Hello @lissyx @kdavis @reuben

Can you give me any source or paper or link which explain mozilla Deepspeech fully i have already gone through your WER < 10 blog but i want more detail as how acoustic model and language model works.

I want to make speech recognition for restaurant domain in which mainly i need my model to understand every menu items be it indian or continental or any dish and also want my model to understand phone number and basically our customer will be of indian accent.

Things i have done until now

  1. Trained further deepspeech 0.4.1 on mozilla common voice english train-valid-dataset. Final loss which i got after training on 35 epoch was 0.8 and when i did inference after including only vocab which consisted on train-valid-dataset in language model and spoke the same word which consisted in language model it gives awesome result even in noise so i tried making custom language model where i included different food items in language model and also number “zero to nine” per line.
    When i did inference on that the result was not good for example
    instead of “three cheers chocolate” which i included on language model it took it as “three cold” when i spoke and the cold comes from word “cold coffee” which i included in language model.Even i increased lm_alpha and lm_beta and beam width yet no change.

So i am thinking to train on indian accent speaking those above words having around 300 hours of data and then including the same on language model.
I want to ask will that improve the inference? or is there any other way? or i need to go more in depth to understand it better?
if there is another way to improve the inference do tell me.

1 Like

The best place to start reading is likely the original paper from Baidu Deep Speech: Scaling up end-to-end speech recognition. The “core” of our model is similar to what’s described there.

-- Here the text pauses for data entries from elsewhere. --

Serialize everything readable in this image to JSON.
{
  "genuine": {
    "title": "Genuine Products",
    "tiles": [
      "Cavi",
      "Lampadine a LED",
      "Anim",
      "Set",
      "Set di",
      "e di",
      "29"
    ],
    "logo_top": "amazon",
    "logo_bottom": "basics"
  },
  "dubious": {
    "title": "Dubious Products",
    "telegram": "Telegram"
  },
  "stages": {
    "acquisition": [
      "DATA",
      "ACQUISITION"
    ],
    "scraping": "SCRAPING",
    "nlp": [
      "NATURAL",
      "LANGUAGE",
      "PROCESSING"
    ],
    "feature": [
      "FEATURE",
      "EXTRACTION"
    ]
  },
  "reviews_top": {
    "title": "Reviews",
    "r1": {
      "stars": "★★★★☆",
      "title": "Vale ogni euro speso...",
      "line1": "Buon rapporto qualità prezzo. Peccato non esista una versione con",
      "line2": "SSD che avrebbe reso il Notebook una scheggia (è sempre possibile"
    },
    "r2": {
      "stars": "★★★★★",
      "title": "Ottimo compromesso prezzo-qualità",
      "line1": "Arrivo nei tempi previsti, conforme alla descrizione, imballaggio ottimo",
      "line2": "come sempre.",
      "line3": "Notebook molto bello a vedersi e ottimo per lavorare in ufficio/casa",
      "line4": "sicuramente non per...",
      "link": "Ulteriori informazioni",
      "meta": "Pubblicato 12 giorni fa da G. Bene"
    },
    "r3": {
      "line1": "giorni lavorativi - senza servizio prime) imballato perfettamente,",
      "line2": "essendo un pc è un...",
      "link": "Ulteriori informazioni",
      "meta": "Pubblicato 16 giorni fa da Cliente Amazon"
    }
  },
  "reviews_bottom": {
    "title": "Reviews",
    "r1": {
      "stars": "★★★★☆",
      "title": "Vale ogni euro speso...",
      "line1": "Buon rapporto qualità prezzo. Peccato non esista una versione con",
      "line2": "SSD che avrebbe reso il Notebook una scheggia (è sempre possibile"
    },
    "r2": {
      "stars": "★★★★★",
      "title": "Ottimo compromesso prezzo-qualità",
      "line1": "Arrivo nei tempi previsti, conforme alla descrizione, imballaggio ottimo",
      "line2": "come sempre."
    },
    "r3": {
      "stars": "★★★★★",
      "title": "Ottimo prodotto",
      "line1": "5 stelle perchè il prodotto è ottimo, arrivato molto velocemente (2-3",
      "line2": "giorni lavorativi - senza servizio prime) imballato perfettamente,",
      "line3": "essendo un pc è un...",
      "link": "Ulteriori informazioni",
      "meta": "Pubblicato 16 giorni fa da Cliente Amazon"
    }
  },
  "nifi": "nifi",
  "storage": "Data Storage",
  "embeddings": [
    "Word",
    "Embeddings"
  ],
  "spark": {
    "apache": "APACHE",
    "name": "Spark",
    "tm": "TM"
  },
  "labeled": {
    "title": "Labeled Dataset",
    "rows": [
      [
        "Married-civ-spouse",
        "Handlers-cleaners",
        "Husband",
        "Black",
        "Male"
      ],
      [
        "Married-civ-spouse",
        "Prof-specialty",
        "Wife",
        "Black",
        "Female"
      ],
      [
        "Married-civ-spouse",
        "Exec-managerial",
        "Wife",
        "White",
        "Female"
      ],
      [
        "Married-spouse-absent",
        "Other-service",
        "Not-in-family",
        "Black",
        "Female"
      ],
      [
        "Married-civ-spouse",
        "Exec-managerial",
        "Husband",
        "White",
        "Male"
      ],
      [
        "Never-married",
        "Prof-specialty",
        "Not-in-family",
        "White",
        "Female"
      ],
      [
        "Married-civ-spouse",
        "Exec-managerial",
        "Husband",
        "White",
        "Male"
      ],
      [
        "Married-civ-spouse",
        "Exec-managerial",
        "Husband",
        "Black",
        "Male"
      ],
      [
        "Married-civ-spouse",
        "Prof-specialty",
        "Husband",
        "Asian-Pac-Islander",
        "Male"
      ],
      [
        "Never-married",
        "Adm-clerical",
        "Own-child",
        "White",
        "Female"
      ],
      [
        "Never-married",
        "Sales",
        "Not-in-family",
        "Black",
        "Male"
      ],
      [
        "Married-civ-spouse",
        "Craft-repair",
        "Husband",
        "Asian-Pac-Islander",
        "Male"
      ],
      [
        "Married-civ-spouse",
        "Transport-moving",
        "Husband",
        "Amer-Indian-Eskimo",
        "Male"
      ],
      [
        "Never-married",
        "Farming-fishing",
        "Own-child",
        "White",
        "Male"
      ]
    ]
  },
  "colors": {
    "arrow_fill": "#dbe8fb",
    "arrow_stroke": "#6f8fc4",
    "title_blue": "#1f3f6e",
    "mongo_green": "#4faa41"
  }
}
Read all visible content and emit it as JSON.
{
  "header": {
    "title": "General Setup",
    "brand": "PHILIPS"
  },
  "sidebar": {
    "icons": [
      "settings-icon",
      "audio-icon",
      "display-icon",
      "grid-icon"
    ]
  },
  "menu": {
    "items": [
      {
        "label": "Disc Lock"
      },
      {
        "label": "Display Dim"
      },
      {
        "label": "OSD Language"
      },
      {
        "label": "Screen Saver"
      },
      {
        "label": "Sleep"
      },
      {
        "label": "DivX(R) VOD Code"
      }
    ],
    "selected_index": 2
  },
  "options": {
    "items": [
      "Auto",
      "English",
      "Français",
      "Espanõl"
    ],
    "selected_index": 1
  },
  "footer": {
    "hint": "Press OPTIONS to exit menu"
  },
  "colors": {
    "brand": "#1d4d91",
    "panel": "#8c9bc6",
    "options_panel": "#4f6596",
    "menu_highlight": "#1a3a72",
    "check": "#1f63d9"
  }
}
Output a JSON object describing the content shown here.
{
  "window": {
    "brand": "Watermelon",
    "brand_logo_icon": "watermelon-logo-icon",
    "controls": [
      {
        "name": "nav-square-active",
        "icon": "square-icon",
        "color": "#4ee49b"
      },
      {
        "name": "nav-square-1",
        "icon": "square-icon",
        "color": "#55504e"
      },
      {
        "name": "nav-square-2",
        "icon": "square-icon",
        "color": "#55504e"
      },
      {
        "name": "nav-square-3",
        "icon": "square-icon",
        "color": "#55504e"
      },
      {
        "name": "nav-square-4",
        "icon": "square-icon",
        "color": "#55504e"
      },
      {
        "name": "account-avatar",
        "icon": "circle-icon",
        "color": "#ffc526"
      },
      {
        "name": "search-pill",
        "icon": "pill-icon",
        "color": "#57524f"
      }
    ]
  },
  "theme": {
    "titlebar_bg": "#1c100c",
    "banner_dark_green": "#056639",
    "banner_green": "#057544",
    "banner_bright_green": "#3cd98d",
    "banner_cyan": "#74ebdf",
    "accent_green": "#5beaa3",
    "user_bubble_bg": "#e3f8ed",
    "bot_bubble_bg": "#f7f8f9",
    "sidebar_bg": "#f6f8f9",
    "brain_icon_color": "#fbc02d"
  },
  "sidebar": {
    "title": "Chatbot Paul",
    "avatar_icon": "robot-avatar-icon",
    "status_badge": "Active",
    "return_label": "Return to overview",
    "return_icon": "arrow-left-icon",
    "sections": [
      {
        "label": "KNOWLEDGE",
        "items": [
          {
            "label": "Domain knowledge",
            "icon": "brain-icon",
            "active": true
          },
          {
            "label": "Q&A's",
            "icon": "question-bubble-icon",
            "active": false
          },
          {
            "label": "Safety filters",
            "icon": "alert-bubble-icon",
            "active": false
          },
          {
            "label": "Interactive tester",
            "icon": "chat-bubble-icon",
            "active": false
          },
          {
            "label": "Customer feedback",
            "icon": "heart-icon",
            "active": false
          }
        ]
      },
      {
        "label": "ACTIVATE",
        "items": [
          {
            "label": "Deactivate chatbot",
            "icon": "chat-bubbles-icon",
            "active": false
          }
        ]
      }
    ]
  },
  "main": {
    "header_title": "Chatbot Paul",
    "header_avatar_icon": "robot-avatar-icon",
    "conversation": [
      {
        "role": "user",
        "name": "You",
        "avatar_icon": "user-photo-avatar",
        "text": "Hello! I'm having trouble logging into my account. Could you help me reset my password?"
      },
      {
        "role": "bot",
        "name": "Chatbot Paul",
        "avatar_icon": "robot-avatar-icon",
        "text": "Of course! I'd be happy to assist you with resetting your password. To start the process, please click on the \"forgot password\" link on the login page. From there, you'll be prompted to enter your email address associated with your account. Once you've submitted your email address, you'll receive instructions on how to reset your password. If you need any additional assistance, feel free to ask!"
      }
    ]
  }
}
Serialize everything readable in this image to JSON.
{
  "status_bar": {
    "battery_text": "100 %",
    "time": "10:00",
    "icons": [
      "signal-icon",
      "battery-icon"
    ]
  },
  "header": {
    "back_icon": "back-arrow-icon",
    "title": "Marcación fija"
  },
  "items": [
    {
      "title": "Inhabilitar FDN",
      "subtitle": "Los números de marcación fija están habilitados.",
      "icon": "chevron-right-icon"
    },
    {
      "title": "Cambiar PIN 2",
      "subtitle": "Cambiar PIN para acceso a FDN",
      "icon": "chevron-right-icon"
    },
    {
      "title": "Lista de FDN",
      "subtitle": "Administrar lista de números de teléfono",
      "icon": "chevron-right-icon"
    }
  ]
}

What might be more effective for lm_alpha and lm_beta, instead of just marking them larger, is to do a “grid search” on their possible values to find which pair of values gives the best results in your use case.

Generally training, or fine tuning, on more data that’s similar to the end use case will improve results.

However, the question is which is easier tuning lm_alpha and lm_beta or training on new data. Given the choice I’d try to tune lm_alpha and lm_beta first, as that’s usually easier.

what possible values should we try in grid search? from what i understand, alpha is used as lm weighting parameter, so maybe a grid with .05 delta, e.g., [0.65,0.70,0.75,0.8,0.85] ; something like this. And then, beta is the reward param? I dont completely understand this. what kinda range should you try out for beta? also what is the expected behavior for a certain beta value, i mean, what should the model do if the beta is higher than the default(1.85), at default and lower?

I’d maybe start with the default values, double them for an upper bound, half them for a lower bound, then do the search.

If you find a minimum in that range, you’re done. If not, continue the search in whichever direction the previous experiment indicated the search should continue, i.e. in whichever direction the WER decreased but didn’t reach a minimum.

1 Like